Since arriving in Italy, I had seen countless re
plicas of Nonno—wizened old men with faces like baked mud flats, and white hair sprouting from their ears and noses. A small army of dozing nonni could be found in piazzas from Calabria to Trieste, an empty glass of wine on the table beside them. They slumped in buses or strolled the tortuous streets of villages they knew well enough to sleepwalk without fear of getting lost. Indeed, the ferry to Capri boasted several exact replicas of the type, including one of the waiters in the ship’s bar: a grizzly, humpbacked Amalfitano called Andrea (virtually every male in Amalfi is called Andrea, after the patron saint of sailors). He served me a frothy cappuccino, his hand shaking so badly that much of it spilled into the saucer.
“Where are you going, ragazz’?”
“Capri,” I said, pouring the spilled milk from the saucer back into the cup. I was a little offended by his assuming I was un ragazzo.

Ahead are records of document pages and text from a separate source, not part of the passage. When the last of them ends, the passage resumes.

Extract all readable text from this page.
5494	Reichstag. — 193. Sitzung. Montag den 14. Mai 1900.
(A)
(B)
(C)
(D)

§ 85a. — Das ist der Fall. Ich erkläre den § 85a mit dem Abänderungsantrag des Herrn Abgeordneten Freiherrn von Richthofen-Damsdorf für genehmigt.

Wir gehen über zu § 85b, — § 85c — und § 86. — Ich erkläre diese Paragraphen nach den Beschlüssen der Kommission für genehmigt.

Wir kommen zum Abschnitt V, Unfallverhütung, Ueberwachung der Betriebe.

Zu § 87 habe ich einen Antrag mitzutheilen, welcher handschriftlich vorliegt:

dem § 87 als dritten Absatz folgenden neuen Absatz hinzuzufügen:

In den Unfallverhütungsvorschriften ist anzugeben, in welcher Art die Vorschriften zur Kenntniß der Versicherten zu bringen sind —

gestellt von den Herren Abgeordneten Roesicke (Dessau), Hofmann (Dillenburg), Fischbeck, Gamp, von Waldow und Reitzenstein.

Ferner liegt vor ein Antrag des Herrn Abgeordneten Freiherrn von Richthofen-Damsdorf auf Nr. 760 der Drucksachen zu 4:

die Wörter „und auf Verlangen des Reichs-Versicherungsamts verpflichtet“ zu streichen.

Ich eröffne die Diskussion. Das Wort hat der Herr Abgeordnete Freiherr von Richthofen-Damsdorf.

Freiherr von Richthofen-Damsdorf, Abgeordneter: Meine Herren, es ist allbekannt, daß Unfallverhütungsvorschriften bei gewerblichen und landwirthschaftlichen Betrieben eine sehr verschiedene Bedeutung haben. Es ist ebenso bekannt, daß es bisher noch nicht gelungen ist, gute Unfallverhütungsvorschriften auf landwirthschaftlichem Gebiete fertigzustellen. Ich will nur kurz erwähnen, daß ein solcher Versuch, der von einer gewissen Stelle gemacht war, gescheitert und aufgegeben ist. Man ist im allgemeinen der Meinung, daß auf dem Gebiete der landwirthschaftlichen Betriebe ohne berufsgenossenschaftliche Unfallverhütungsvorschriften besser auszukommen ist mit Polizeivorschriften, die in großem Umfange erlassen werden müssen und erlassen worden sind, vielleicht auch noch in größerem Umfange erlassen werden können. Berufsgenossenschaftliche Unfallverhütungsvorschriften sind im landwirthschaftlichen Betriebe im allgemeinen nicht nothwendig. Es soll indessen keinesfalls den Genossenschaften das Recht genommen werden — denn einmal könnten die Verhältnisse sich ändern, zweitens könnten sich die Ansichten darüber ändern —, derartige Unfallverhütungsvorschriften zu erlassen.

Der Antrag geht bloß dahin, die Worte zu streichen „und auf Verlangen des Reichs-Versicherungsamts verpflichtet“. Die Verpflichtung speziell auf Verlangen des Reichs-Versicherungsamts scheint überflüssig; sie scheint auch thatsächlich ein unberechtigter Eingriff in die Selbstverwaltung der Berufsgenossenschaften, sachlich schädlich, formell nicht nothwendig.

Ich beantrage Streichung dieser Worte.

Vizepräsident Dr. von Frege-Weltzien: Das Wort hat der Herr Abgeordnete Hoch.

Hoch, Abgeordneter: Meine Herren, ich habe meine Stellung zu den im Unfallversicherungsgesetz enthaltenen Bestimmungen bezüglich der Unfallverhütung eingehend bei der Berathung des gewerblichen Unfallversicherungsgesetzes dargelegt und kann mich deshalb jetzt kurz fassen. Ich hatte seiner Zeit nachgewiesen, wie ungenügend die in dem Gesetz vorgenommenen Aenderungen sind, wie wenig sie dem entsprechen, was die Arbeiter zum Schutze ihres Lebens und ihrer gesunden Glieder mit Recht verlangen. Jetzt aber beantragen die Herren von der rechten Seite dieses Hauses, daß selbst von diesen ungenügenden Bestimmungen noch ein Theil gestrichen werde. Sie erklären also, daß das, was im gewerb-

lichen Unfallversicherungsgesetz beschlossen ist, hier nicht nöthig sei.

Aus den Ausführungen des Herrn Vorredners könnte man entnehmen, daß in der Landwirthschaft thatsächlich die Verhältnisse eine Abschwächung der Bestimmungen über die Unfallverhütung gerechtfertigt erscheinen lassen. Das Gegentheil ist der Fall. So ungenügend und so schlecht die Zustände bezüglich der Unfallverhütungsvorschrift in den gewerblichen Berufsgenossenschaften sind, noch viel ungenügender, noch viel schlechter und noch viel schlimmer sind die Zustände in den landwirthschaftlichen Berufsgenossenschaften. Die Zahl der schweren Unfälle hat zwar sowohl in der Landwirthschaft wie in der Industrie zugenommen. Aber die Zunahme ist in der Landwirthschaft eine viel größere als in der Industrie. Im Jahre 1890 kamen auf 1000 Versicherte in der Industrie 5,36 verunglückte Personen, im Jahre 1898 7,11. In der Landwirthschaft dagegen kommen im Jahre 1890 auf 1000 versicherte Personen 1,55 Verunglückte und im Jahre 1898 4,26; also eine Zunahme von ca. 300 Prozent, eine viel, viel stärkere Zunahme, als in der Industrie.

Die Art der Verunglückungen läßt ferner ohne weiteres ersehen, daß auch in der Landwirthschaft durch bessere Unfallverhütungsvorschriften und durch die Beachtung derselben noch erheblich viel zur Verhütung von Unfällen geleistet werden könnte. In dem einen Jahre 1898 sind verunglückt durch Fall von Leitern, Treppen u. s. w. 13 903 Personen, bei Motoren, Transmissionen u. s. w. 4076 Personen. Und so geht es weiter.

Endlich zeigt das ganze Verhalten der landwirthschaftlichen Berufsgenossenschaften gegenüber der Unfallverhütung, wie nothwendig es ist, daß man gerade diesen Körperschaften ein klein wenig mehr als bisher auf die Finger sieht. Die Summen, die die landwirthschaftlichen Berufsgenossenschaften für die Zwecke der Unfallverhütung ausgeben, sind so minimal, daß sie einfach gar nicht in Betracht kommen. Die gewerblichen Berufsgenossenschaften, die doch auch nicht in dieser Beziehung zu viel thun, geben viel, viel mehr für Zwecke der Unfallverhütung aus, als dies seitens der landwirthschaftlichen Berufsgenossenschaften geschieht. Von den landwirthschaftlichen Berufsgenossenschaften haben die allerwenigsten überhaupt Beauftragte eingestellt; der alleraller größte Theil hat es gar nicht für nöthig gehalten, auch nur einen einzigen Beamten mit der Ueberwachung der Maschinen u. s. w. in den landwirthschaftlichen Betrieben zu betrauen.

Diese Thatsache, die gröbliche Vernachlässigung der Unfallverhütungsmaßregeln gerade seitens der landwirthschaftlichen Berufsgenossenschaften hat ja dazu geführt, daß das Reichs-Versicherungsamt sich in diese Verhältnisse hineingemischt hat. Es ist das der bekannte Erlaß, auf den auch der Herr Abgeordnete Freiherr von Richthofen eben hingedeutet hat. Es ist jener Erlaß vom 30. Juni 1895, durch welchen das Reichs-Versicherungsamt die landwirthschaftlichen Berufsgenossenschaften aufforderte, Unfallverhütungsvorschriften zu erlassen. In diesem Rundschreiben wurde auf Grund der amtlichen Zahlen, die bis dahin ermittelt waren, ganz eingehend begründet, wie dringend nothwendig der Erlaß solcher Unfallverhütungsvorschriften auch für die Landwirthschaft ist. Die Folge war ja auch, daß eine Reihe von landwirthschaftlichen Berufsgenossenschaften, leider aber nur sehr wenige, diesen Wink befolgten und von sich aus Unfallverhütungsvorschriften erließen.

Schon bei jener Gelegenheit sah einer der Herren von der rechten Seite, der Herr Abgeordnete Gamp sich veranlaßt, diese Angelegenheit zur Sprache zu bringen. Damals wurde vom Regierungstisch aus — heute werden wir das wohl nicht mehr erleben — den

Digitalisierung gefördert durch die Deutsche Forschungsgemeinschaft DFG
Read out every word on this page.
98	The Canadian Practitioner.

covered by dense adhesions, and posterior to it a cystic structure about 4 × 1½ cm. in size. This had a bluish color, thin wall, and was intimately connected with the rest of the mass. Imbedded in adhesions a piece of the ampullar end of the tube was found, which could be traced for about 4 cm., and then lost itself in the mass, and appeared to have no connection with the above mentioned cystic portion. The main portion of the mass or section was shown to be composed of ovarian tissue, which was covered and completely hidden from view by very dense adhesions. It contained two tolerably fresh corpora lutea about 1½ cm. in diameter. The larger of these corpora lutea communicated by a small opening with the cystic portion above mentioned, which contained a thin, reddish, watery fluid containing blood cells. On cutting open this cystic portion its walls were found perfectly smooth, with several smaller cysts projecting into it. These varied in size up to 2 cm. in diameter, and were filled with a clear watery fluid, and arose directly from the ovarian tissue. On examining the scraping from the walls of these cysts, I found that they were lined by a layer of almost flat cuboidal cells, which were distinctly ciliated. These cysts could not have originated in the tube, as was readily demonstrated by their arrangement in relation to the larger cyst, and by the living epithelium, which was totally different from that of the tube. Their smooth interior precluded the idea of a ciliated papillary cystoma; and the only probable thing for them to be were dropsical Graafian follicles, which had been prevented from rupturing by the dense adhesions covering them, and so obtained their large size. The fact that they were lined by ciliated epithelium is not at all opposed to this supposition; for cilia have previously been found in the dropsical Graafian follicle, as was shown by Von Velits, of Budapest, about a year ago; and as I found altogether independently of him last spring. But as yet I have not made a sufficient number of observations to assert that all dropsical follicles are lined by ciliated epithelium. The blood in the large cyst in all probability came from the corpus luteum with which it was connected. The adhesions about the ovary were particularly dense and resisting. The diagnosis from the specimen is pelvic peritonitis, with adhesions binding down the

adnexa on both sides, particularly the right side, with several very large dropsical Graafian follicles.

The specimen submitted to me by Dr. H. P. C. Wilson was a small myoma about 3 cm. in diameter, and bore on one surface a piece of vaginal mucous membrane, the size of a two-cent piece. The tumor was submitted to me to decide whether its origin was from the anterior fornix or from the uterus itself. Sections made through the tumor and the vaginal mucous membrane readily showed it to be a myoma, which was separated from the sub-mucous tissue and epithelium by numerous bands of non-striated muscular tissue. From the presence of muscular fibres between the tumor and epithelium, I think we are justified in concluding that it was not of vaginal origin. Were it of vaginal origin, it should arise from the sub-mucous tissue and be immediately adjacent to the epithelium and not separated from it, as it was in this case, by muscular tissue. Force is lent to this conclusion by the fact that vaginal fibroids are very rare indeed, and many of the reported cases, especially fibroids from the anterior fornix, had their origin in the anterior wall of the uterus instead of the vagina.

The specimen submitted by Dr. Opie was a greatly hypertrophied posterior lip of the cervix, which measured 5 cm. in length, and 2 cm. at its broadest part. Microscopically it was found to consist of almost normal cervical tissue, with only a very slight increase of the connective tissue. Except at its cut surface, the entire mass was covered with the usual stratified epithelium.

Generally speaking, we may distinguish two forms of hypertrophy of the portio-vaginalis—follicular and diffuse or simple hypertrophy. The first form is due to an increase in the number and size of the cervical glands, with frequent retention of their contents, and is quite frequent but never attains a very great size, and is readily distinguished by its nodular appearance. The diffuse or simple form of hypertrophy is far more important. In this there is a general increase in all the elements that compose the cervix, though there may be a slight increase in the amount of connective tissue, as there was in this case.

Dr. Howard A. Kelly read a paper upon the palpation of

“We also stop at Positano.”
“Well, I’m going to Capri,” I said, feeling good about my Italian, which held up decently so long as I didn’t venture beyond the simplest of conversations.
“You are a tourist?”
“Not exactly.”
“But what will you do there?” he wondered, his nostrils opening with the interrogation.
I considered explaining to him about my secretarial job on Capri, but I guessed it would lead me into linguistic corners I could not easily back out of. I tried to pretend that the notebook on the table was drawing my attention. But this only inflamed his curiosity.